The array of games really is something to behold. From Shrek 2 on the original Xbox to Pure on PS3 (a game that made me go “oh shit, that was a thing”), it’s like a weird and random step back through gaming history. It’s also a reminder of how much shovelware was on the Wii — somebody really needs to go on trial for littering all over that console.

In another video, Mystic enjoys one of the most outrageous hauls ever, getting a tonne of modern (sealed, no less) games including Modern Warfare for a total of $40 with a value of $200.

When he pulled out that Modern Warfare, dear reader, my thighs tensed with such primal joy that I almost gave myself cramp. What a revelation. What a steal. What an absolutely lucky bastard. It later became clear that these games were damaged from Target, though only in the sense that the discs had become loose within their cases.

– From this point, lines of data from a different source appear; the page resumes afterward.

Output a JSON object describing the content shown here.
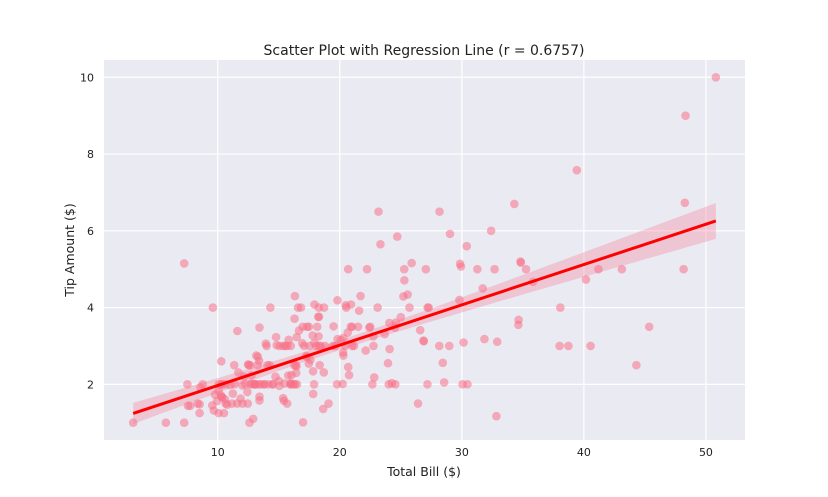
{
  "chart_data": {
    "type": "scatter",
    "title": "Scatter Plot with Regression Line (r = 0.6757)",
    "xlabel": "Total Bill ($)",
    "ylabel": "Tip Amount ($)",
    "xlim": [
      0.68,
      53.2
    ],
    "ylim": [
      0.55,
      10.45
    ],
    "xticks": [
      10,
      20,
      30,
      40,
      50
    ],
    "yticks": [
      2,
      4,
      6,
      8,
      10
    ],
    "grid": true,
    "colors": {
      "background": "#eaeaf2",
      "points": "#f77189",
      "line": "#ff0000",
      "band": "#f77189"
    },
    "regression": {
      "show_line": true,
      "confidence_band": true
    },
    "points": [
      [
        16.99,
        1.01
      ],
      [
        10.34,
        1.66
      ],
      [
        21.01,
        3.5
      ],
      [
        23.68,
        3.31
      ],
      [
        24.59,
        3.61
      ],
      [
        25.29,
        4.71
      ],
      [
        8.77,
        2.0
      ],
      [
        26.88,
        3.12
      ],
      [
        15.04,
        1.96
      ],
      [
        14.78,
        3.23
      ],
      [
        10.27,
        1.71
      ],
      [
        35.26,
        5.0
      ],
      [
        15.42,
        1.57
      ],
      [
        18.43,
        3.0
      ],
      [
        14.83,
        3.02
      ],
      [
        21.58,
        3.92
      ],
      [
        10.33,
        1.67
      ],
      [
        16.29,
        3.71
      ],
      [
        16.97,
        3.5
      ],
      [
        20.65,
        3.35
      ],
      [
        17.92,
        4.08
      ],
      [
        20.29,
        2.75
      ],
      [
        15.77,
        2.23
      ],
      [
        39.42,
        7.58
      ],
      [
        19.82,
        3.18
      ],
      [
        17.81,
        2.34
      ],
      [
        13.37,
        2.0
      ],
      [
        12.69,
        2.0
      ],
      [
        21.7,
        4.3
      ],
      [
        19.65,
        3.0
      ],
      [
        9.55,
        1.45
      ],
      [
        18.35,
        2.5
      ],
      [
        15.06,
        3.0
      ],
      [
        20.69,
        2.45
      ],
      [
        17.78,
        3.27
      ],
      [
        24.06,
        3.6
      ],
      [
        16.31,
        2.0
      ],
      [
        16.93,
        3.07
      ],
      [
        18.69,
        2.31
      ],
      [
        31.27,
        5.0
      ],
      [
        16.04,
        2.24
      ],
      [
        17.46,
        2.54
      ],
      [
        13.94,
        3.06
      ],
      [
        9.68,
        1.32
      ],
      [
        30.4,
        5.6
      ],
      [
        18.29,
        3.0
      ],
      [
        22.23,
        5.0
      ],
      [
        32.4,
        6.0
      ],
      [
        28.55,
        2.05
      ],
      [
        18.04,
        3.0
      ],
      [
        12.54,
        2.5
      ],
      [
        10.29,
        2.6
      ],
      [
        34.81,
        5.2
      ],
      [
        9.94,
        1.56
      ],
      [
        25.56,
        4.34
      ],
      [
        19.49,
        3.51
      ],
      [
        38.01,
        3.0
      ],
      [
        26.41,
        1.5
      ],
      [
        11.24,
        1.76
      ],
      [
        48.27,
        6.73
      ],
      [
        20.29,
        3.21
      ],
      [
        13.81,
        2.0
      ],
      [
        11.02,
        1.98
      ],
      [
        18.29,
        3.76
      ],
      [
        17.59,
        2.64
      ],
      [
        20.08,
        3.15
      ],
      [
        16.45,
        2.47
      ],
      [
        3.07,
        1.0
      ],
      [
        20.23,
        2.01
      ],
      [
        15.01,
        2.09
      ],
      [
        12.02,
        1.97
      ],
      [
        17.07,
        3.0
      ],
      [
        26.86,
        3.14
      ],
      [
        25.28,
        5.0
      ],
      [
        14.73,
        2.2
      ],
      [
        10.51,
        1.25
      ],
      [
        17.92,
        3.08
      ],
      [
        27.2,
        4.0
      ],
      [
        22.76,
        3.0
      ],
      [
        17.29,
        2.71
      ],
      [
        19.44,
        3.0
      ],
      [
        16.66,
        3.4
      ],
      [
        10.07,
        1.83
      ],
      [
        32.68,
        5.0
      ],
      [
        15.98,
        2.03
      ],
      [
        34.83,
        5.17
      ],
      [
        13.03,
        2.0
      ],
      [
        18.28,
        4.0
      ],
      [
        24.71,
        5.85
      ],
      [
        21.16,
        3.0
      ],
      [
        28.97,
        3.0
      ],
      [
        22.49,
        3.5
      ],
      [
        5.75,
        1.0
      ],
      [
        16.32,
        4.3
      ],
      [
        22.75,
        3.25
      ],
      [
        40.17,
        4.73
      ],
      [
        27.28,
        4.0
      ],
      [
        12.03,
        1.5
      ],
      [
        21.01,
        3.0
      ],
      [
        12.46,
        1.5
      ],
      [
        11.35,
        2.5
      ],
      [
        15.38,
        3.0
      ],
      [
        44.3,
        2.5
      ],
      [
        22.42,
        3.48
      ],
      [
        20.92,
        4.08
      ],
      [
        15.36,
        1.64
      ],
      [
        20.49,
        4.06
      ],
      [
        25.21,
        4.29
      ],
      [
        18.24,
        3.76
      ],
      [
        14.31,
        4.0
      ],
      [
        14.0,
        3.0
      ],
      [
        7.25,
        1.0
      ],
      [
        38.07,
        4.0
      ],
      [
        23.95,
        2.55
      ],
      [
        25.71,
        4.0
      ],
      [
        17.31,
        3.5
      ],
      [
        29.93,
        5.07
      ],
      [
        10.65,
        1.5
      ],
      [
        12.43,
        1.8
      ],
      [
        24.08,
        2.92
      ],
      [
        11.69,
        2.31
      ],
      [
        13.42,
        1.68
      ],
      [
        14.26,
        2.5
      ],
      [
        15.95,
        2.0
      ],
      [
        12.48,
        2.52
      ],
      [
        29.8,
        4.2
      ],
      [
        8.52,
        1.48
      ],
      [
        14.52,
        2.0
      ],
      [
        11.38,
        2.0
      ],
      [
        22.82,
        2.18
      ],
      [
        19.08,
        1.5
      ],
      [
        20.27,
        2.83
      ],
      [
        11.17,
        1.5
      ],
      [
        12.26,
        2.0
      ],
      [
        18.26,
        3.25
      ],
      [
        8.51,
        1.25
      ],
      [
        10.33,
        2.0
      ],
      [
        14.15,
        2.0
      ],
      [
        16.0,
        2.0
      ],
      [
        13.16,
        2.75
      ],
      [
        17.47,
        3.5
      ],
      [
        34.3,
        6.7
      ],
      [
        41.19,
        5.0
      ],
      [
        27.05,
        5.0
      ],
      [
        16.43,
        2.3
      ],
      [
        8.35,
        1.5
      ],
      [
        18.64,
        1.36
      ],
      [
        11.87,
        1.63
      ],
      [
        9.78,
        1.73
      ],
      [
        7.51,
        2.0
      ],
      [
        14.07,
        2.5
      ],
      [
        13.13,
        2.0
      ],
      [
        17.26,
        2.74
      ],
      [
        24.55,
        2.0
      ],
      [
        19.77,
        2.0
      ],
      [
        29.85,
        5.14
      ],
      [
        48.17,
        5.0
      ],
      [
        25.0,
        3.75
      ],
      [
        13.39,
        2.61
      ],
      [
        16.49,
        2.0
      ],
      [
        21.5,
        3.5
      ],
      [
        12.66,
        2.5
      ],
      [
        16.21,
        2.0
      ],
      [
        13.81,
        2.0
      ],
      [
        17.51,
        3.0
      ],
      [
        24.52,
        3.48
      ],
      [
        20.76,
        2.24
      ],
      [
        31.71,
        4.5
      ],
      [
        10.59,
        1.61
      ],
      [
        10.63,
        2.0
      ],
      [
        50.81,
        10.0
      ],
      [
        15.81,
        3.16
      ],
      [
        7.25,
        5.15
      ],
      [
        31.85,
        3.18
      ],
      [
        16.82,
        4.0
      ],
      [
        32.9,
        3.11
      ],
      [
        17.89,
        2.0
      ],
      [
        14.48,
        2.0
      ],
      [
        9.6,
        4.0
      ],
      [
        34.63,
        3.55
      ],
      [
        34.65,
        3.68
      ],
      [
        23.33,
        5.65
      ],
      [
        45.35,
        3.5
      ],
      [
        23.17,
        6.5
      ],
      [
        40.55,
        3.0
      ],
      [
        20.69,
        5.0
      ],
      [
        20.9,
        3.5
      ],
      [
        30.46,
        2.0
      ],
      [
        18.15,
        3.5
      ],
      [
        23.1,
        4.0
      ],
      [
        15.69,
        1.5
      ],
      [
        19.81,
        4.19
      ],
      [
        28.44,
        2.56
      ],
      [
        15.48,
        2.02
      ],
      [
        16.58,
        4.0
      ],
      [
        7.56,
        1.44
      ],
      [
        10.34,
        2.0
      ],
      [
        43.11,
        5.0
      ],
      [
        13.0,
        2.0
      ],
      [
        13.51,
        2.0
      ],
      [
        18.71,
        4.0
      ],
      [
        12.74,
        2.01
      ],
      [
        13.0,
        2.0
      ],
      [
        16.4,
        2.5
      ],
      [
        20.53,
        4.0
      ],
      [
        16.47,
        3.23
      ],
      [
        26.59,
        3.41
      ],
      [
        38.73,
        3.0
      ],
      [
        24.27,
        2.03
      ],
      [
        12.76,
        2.23
      ],
      [
        30.06,
        2.0
      ],
      [
        25.89,
        5.16
      ],
      [
        48.33,
        9.0
      ],
      [
        13.27,
        2.5
      ],
      [
        28.17,
        6.5
      ],
      [
        12.9,
        1.1
      ],
      [
        28.15,
        3.0
      ],
      [
        11.59,
        1.5
      ],
      [
        7.74,
        1.44
      ],
      [
        30.14,
        3.09
      ],
      [
        12.16,
        2.2
      ],
      [
        13.42,
        3.48
      ],
      [
        8.58,
        1.92
      ],
      [
        15.98,
        3.0
      ],
      [
        13.42,
        1.58
      ],
      [
        16.27,
        2.5
      ],
      [
        10.09,
        2.0
      ],
      [
        20.45,
        3.0
      ],
      [
        13.28,
        2.72
      ],
      [
        22.12,
        2.88
      ],
      [
        24.01,
        2.0
      ],
      [
        15.69,
        3.0
      ],
      [
        11.61,
        3.39
      ],
      [
        10.77,
        1.47
      ],
      [
        15.53,
        3.0
      ],
      [
        10.07,
        1.25
      ],
      [
        12.6,
        1.0
      ],
      [
        32.83,
        1.17
      ],
      [
        35.83,
        4.67
      ],
      [
        29.03,
        5.92
      ],
      [
        27.18,
        2.0
      ],
      [
        22.67,
        2.0
      ],
      [
        17.82,
        1.75
      ],
      [
        18.78,
        3.0
      ]
    ]
  }
}
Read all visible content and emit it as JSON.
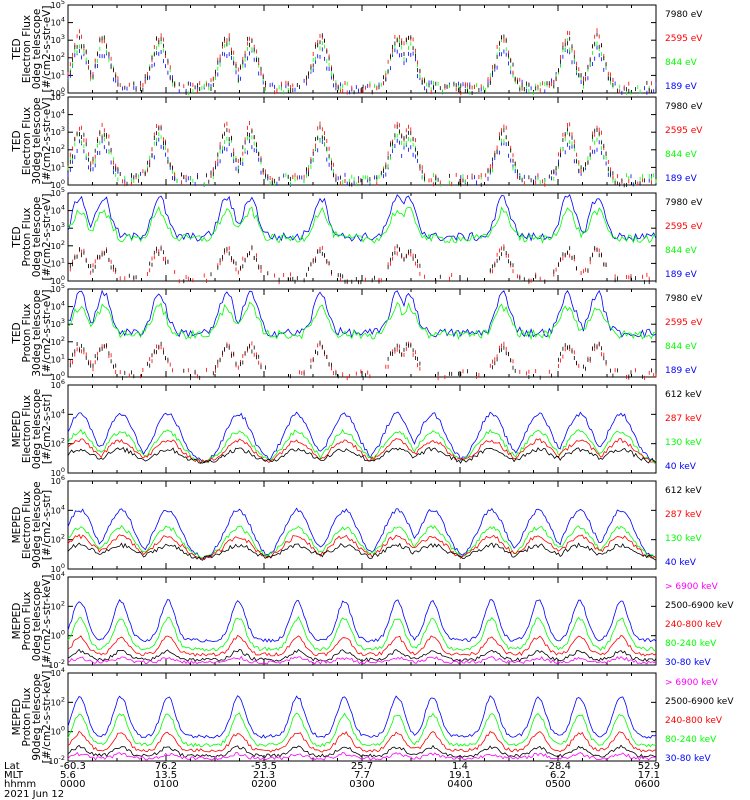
{
  "colors": {
    "black": "#000000",
    "red": "#ff0000",
    "green": "#00ff00",
    "blue": "#0000ff",
    "magenta": "#ff00ff"
  },
  "chart_data": [
    {
      "type": "line",
      "ylabel": [
        "TED",
        "Electron Flux",
        "0deg telescope",
        "[#/cm2-s-str-eV]"
      ],
      "yscale": "log",
      "ylim": [
        1,
        100000
      ],
      "ytick_labels": [
        "10^0",
        "10^1",
        "10^2",
        "10^3",
        "10^4",
        "10^5"
      ],
      "series": [
        {
          "name": "7980 eV",
          "color": "#000000",
          "profile": "ted_e0"
        },
        {
          "name": "2595 eV",
          "color": "#ff0000",
          "profile": "ted_e0"
        },
        {
          "name": "844 eV",
          "color": "#00ff00",
          "profile": "ted_e0"
        },
        {
          "name": "189 eV",
          "color": "#0000ff",
          "profile": "ted_e0"
        }
      ]
    },
    {
      "type": "line",
      "ylabel": [
        "TED",
        "Electron Flux",
        "30deg telescope",
        "[#/cm2-s-str-eV]"
      ],
      "yscale": "log",
      "ylim": [
        1,
        100000
      ],
      "ytick_labels": [
        "10^0",
        "10^1",
        "10^2",
        "10^3",
        "10^4",
        "10^5"
      ],
      "series": [
        {
          "name": "7980 eV",
          "color": "#000000",
          "profile": "ted_e30"
        },
        {
          "name": "2595 eV",
          "color": "#ff0000",
          "profile": "ted_e30"
        },
        {
          "name": "844 eV",
          "color": "#00ff00",
          "profile": "ted_e30"
        },
        {
          "name": "189 eV",
          "color": "#0000ff",
          "profile": "ted_e30"
        }
      ]
    },
    {
      "type": "line",
      "ylabel": [
        "TED",
        "Proton Flux",
        "0deg telescope",
        "[#/cm2-s-str-eV]"
      ],
      "yscale": "log",
      "ylim": [
        1,
        100000
      ],
      "ytick_labels": [
        "10^0",
        "10^1",
        "10^2",
        "10^3",
        "10^4",
        "10^5"
      ],
      "series": [
        {
          "name": "7980 eV",
          "color": "#000000",
          "profile": "ted_p0"
        },
        {
          "name": "2595 eV",
          "color": "#ff0000",
          "profile": "ted_p0"
        },
        {
          "name": "844 eV",
          "color": "#00ff00",
          "profile": "ted_p0"
        },
        {
          "name": "189 eV",
          "color": "#0000ff",
          "profile": "ted_p0"
        }
      ]
    },
    {
      "type": "line",
      "ylabel": [
        "TED",
        "Proton Flux",
        "30deg telescope",
        "[#/cm2-s-str-eV]"
      ],
      "yscale": "log",
      "ylim": [
        1,
        100000
      ],
      "ytick_labels": [
        "10^0",
        "10^1",
        "10^2",
        "10^3",
        "10^4",
        "10^5"
      ],
      "series": [
        {
          "name": "7980 eV",
          "color": "#000000",
          "profile": "ted_p30"
        },
        {
          "name": "2595 eV",
          "color": "#ff0000",
          "profile": "ted_p30"
        },
        {
          "name": "844 eV",
          "color": "#00ff00",
          "profile": "ted_p30"
        },
        {
          "name": "189 eV",
          "color": "#0000ff",
          "profile": "ted_p30"
        }
      ]
    },
    {
      "type": "line",
      "ylabel": [
        "MEPED",
        "Electron Flux",
        "0deg telescope",
        "[#/cm2-s-str]"
      ],
      "yscale": "log",
      "ylim": [
        1,
        1000000
      ],
      "ytick_labels": [
        "10^0",
        "10^2",
        "10^4",
        "10^6"
      ],
      "series": [
        {
          "name": "612 keV",
          "color": "#000000",
          "profile": "mep_e0"
        },
        {
          "name": "287 keV",
          "color": "#ff0000",
          "profile": "mep_e0"
        },
        {
          "name": "130 keV",
          "color": "#00ff00",
          "profile": "mep_e0"
        },
        {
          "name": "40 keV",
          "color": "#0000ff",
          "profile": "mep_e0"
        }
      ]
    },
    {
      "type": "line",
      "ylabel": [
        "MEPED",
        "Electron Flux",
        "90deg telescope",
        "[#/cm2-s-str]"
      ],
      "yscale": "log",
      "ylim": [
        1,
        1000000
      ],
      "ytick_labels": [
        "10^0",
        "10^2",
        "10^4",
        "10^6"
      ],
      "series": [
        {
          "name": "612 keV",
          "color": "#000000",
          "profile": "mep_e90"
        },
        {
          "name": "287 keV",
          "color": "#ff0000",
          "profile": "mep_e90"
        },
        {
          "name": "130 keV",
          "color": "#00ff00",
          "profile": "mep_e90"
        },
        {
          "name": "40 keV",
          "color": "#0000ff",
          "profile": "mep_e90"
        }
      ]
    },
    {
      "type": "line",
      "ylabel": [
        "MEPED",
        "Proton Flux",
        "0deg telescope",
        "[#/cm2-s-str-keV]"
      ],
      "yscale": "log",
      "ylim": [
        0.01,
        1000000
      ],
      "ytick_labels": [
        "10^-2",
        "10^0",
        "10^2",
        "10^4"
      ],
      "series": [
        {
          "name": "> 6900 keV",
          "color": "#ff00ff",
          "profile": "mep_p0"
        },
        {
          "name": "2500-6900 keV",
          "color": "#000000",
          "profile": "mep_p0"
        },
        {
          "name": "240-800 keV",
          "color": "#ff0000",
          "profile": "mep_p0"
        },
        {
          "name": "80-240 keV",
          "color": "#00ff00",
          "profile": "mep_p0"
        },
        {
          "name": "30-80 keV",
          "color": "#0000ff",
          "profile": "mep_p0"
        }
      ]
    },
    {
      "type": "line",
      "ylabel": [
        "MEPED",
        "Proton Flux",
        "90deg telescope",
        "[#/cm2-s-str-keV]"
      ],
      "yscale": "log",
      "ylim": [
        0.01,
        1000000
      ],
      "ytick_labels": [
        "10^-2",
        "10^0",
        "10^2",
        "10^4"
      ],
      "series": [
        {
          "name": "> 6900 keV",
          "color": "#ff00ff",
          "profile": "mep_p90"
        },
        {
          "name": "2500-6900 keV",
          "color": "#000000",
          "profile": "mep_p90"
        },
        {
          "name": "240-800 keV",
          "color": "#ff0000",
          "profile": "mep_p90"
        },
        {
          "name": "80-240 keV",
          "color": "#00ff00",
          "profile": "mep_p90"
        },
        {
          "name": "30-80 keV",
          "color": "#0000ff",
          "profile": "mep_p90"
        }
      ]
    }
  ],
  "xaxis": {
    "row_labels": [
      "Lat",
      "MLT",
      "hhmm"
    ],
    "date_label": "2021 Jun 12",
    "ticks": [
      {
        "lat": "-60.3",
        "mlt": "5.6",
        "hhmm": "0000"
      },
      {
        "lat": "76.2",
        "mlt": "13.5",
        "hhmm": "0100"
      },
      {
        "lat": "-53.5",
        "mlt": "21.3",
        "hhmm": "0200"
      },
      {
        "lat": "25.7",
        "mlt": "7.7",
        "hhmm": "0300"
      },
      {
        "lat": "1.4",
        "mlt": "19.1",
        "hhmm": "0400"
      },
      {
        "lat": "-28.4",
        "mlt": "6.2",
        "hhmm": "0500"
      },
      {
        "lat": "52.9",
        "mlt": "17.1",
        "hhmm": "0600"
      }
    ]
  }
}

There are a few other YouTubers who do similar things, and I’ve pretty much watched them all. Unfortunately, as mystery boxes don’t seem to appear on eBay that often, there’s not a regular churn of videos featuring them. For me, that’s a large part of why this content is so appealing; they’re not everywhere and I feel like almost every single one is legitimate.

It’s not just the games themselves that fascinate me, but also what condition they’re in. The state of a box usually says a lot about where that game has been, if its owner looked after and what that says on their opinion on the game. In some cases, a pristine box of a random game (a Disney singing game tie-in, for instance) makes me think of how few copies of it must have sold, it just being sat on some retail shelf somewhere for years before some job lot scooped it up. Conversely, a dog-eared copy of GTA III shows that the game has been played to the extent it deserves — I had many copies of that game in my childhood, each re-bought after being caught by my parents with an 18-rated game.

Grand Theft Auto 3
Grand Theft Auto 3

What’s inside of a case also tells its own story, and kind of shows how much the industry has changed over the decades as well. There are regularly little slips for services that no longer exist, promotions for other games from the same publisher, and even online passes. Remember those? Christ, that was a whole thing for a while, wasn’t it?

I don’t think I will ever get tired of watching these videos, even if they’re almost always dominated by Madden bilge throughout the years and an absolute swathe of party titles that nobody really wanted. I will persevere, though, just on the off-chance, that sweet, sweet moment of glory, that a true icon of gaming history is unboxed.